John McCarthy

No. 24
- Position: Quarterback

Personal information
- Born: August 9, 1916 Philadelphia, Pennsylvania, U.S.
- Died: May 12, 1998 (aged 81) Haddon Township, New Jersey, U.S.
- Listed height: 5 ft 9 in (1.75 m)
- Listed weight: 160 lb (73 kg)

Career information
- High school: Camden Catholic
- College: Saint Francis

Career history
- Card-Pitt (1944);

Career NFL statistics
- Passing attempts: 67
- Passing completions: 20
- Completion percentage: 29.9%
- Passing yards: 250
- Passing touchdowns: 0
- Interceptions thrown: 13
- Passer rating: 3
- Stats at Pro Football Reference

= John McCarthy (American football) =

American football player (1916–1998)

John Patrick McCarthy (August 9, 1916 – May 12, 1998) was an American professional football player in the National Football League (NFL).

==Early life and college==
McCarthy graduated from Camden Catholic High School in 1935 and Saint Francis University in 1942, where he was named to the first-team of the Little College All-American Football Team for 1941.

==Professional career==
McCarthy played in the National Football League for just one season in 1944. McCarthy played for "Card-Pitt", a team that was the result of a temporary merger between the Chicago Cardinals and the Pittsburgh Steelers. The teams' merger was a result of the manning shortages experienced league-wide due to World War II.

McCarthy was brought in as the team's quarterback after starter Coley McDonough was drafted into the United States Army just six days prior to the team's second game. During a game against the Green Bay Packers, McCarthy's 35 yard-per-punt average emboldened Card-Pitt to release Johnny Martin.

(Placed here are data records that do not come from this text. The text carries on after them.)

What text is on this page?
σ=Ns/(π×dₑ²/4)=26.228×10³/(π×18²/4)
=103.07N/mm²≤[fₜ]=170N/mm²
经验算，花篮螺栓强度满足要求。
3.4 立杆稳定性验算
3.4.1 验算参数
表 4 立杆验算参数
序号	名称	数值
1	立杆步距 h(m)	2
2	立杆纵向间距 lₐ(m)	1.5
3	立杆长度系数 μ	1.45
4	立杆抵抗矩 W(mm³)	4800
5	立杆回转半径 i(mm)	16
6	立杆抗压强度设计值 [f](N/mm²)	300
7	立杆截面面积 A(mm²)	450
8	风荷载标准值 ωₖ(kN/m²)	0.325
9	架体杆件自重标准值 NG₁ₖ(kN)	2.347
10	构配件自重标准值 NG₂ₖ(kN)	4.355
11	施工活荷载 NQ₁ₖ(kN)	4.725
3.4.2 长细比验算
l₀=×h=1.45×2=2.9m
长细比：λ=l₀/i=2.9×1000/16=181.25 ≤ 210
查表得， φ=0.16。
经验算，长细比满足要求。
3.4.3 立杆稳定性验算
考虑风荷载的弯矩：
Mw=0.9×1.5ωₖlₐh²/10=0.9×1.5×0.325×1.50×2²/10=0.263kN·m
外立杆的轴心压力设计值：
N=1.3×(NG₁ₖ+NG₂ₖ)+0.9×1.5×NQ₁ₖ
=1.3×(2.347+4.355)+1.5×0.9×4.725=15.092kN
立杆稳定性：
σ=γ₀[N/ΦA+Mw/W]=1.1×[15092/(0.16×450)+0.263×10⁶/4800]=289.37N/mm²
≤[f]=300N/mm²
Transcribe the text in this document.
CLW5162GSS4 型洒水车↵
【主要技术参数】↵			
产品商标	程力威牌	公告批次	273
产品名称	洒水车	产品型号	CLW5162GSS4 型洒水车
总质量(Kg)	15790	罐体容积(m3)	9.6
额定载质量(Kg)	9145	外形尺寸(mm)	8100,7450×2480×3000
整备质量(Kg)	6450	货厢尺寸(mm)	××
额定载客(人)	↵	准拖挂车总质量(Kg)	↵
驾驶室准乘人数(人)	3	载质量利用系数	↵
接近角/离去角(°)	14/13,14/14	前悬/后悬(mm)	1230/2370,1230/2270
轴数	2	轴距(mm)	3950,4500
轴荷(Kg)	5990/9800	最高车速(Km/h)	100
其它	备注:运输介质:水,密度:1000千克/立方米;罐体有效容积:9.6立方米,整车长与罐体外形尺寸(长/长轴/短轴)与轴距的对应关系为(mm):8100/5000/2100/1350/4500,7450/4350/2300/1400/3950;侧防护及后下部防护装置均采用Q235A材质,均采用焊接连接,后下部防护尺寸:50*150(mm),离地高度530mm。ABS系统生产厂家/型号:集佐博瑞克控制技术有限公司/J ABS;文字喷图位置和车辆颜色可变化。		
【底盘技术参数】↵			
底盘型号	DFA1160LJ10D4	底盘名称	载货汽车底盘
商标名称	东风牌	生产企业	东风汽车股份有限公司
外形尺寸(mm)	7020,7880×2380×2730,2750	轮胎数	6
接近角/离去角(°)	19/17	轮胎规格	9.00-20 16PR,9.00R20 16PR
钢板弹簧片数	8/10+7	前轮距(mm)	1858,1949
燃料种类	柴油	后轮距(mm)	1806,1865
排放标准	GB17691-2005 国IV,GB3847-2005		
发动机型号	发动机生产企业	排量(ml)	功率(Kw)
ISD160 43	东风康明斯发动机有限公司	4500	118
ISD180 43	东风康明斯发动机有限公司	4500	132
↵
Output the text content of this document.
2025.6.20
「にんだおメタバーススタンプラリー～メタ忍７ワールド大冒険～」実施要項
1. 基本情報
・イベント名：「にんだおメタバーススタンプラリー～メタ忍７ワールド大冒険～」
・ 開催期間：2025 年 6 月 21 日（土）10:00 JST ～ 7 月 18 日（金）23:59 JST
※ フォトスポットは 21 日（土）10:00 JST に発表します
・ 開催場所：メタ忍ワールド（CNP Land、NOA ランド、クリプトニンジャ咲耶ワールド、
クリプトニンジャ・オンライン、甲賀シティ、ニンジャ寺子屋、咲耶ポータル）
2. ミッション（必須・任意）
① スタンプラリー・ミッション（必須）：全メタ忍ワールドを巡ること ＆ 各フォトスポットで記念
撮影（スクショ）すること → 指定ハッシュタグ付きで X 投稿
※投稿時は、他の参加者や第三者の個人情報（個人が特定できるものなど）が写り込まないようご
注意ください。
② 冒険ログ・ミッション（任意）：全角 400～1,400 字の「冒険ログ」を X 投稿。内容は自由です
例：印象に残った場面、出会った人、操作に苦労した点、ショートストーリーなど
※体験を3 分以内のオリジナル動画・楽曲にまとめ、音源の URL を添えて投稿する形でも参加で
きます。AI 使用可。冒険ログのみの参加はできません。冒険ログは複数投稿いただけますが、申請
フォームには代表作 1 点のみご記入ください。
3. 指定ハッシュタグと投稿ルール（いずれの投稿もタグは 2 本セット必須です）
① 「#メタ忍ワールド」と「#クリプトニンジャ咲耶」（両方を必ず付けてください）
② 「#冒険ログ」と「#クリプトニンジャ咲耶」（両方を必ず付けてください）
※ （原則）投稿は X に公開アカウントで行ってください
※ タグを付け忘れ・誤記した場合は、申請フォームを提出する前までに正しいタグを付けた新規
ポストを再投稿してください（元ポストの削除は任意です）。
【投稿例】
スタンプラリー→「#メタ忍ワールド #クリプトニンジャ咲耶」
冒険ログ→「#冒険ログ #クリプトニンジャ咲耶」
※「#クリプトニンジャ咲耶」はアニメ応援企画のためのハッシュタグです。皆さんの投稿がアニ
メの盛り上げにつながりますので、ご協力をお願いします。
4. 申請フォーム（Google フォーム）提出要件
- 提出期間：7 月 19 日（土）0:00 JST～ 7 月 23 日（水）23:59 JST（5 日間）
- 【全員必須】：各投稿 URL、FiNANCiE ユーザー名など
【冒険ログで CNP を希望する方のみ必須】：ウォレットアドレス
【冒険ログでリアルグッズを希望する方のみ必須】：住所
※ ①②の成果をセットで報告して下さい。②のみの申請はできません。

At the end of the season, the Card-Pitt passers completed just 31% of their attempts, with eight touchdowns and 41 interceptions (a record at the time, and still the third highest total in NFL history). McCarthy threw 13 of those interceptions, and did not throw any touchdown passes. His quarterback rating was 3.0.

He also was the punter for the Card-Pitt team averaging 33.4 yards for 24 punts.

==Post-NFL career==
McCarthy served in the Army Air Corp at the end of World War II.

He was a pitcher for a Canadian-American League farm team of the Philadelphia Phillies of Major League Baseball. He was a batting practice pitcher for the Phillies.

He became teacher of business and accounting and a basketball coach. Over the next 25 years at Camden Catholic High School, Gloucester Catholic High School, Gloucester High School, and Haddon Township High School in New Jersey his teams won more than 370 wins. His teams had 13 seasons with more than 20 wins and only one losing season. He was twice named South Jersey Coach of the Year. He was nicked named "The Silver Fox" because he was a wise strategist and he grayed prematurely in his 30s.

He was an assistant men's basketball coach at Temple University, Philadelphia, Pennsylvania under head coach Don Casey. during the 1973–1974; 1974–1975 and 1975–1976 seasons.

In his late 40s, he took up marathon running. He competed in an ultra marathon race of 67 1/4 miles in Cooper River Park at age 62. He completed his last competitive race was at age 72. He suffered from Parkinson's disease and died at his home in the Westmont section of Haddon Township, New Jersey at age 81. He is buried in Calvary Cemetery, Cherry Hill, New Jersey.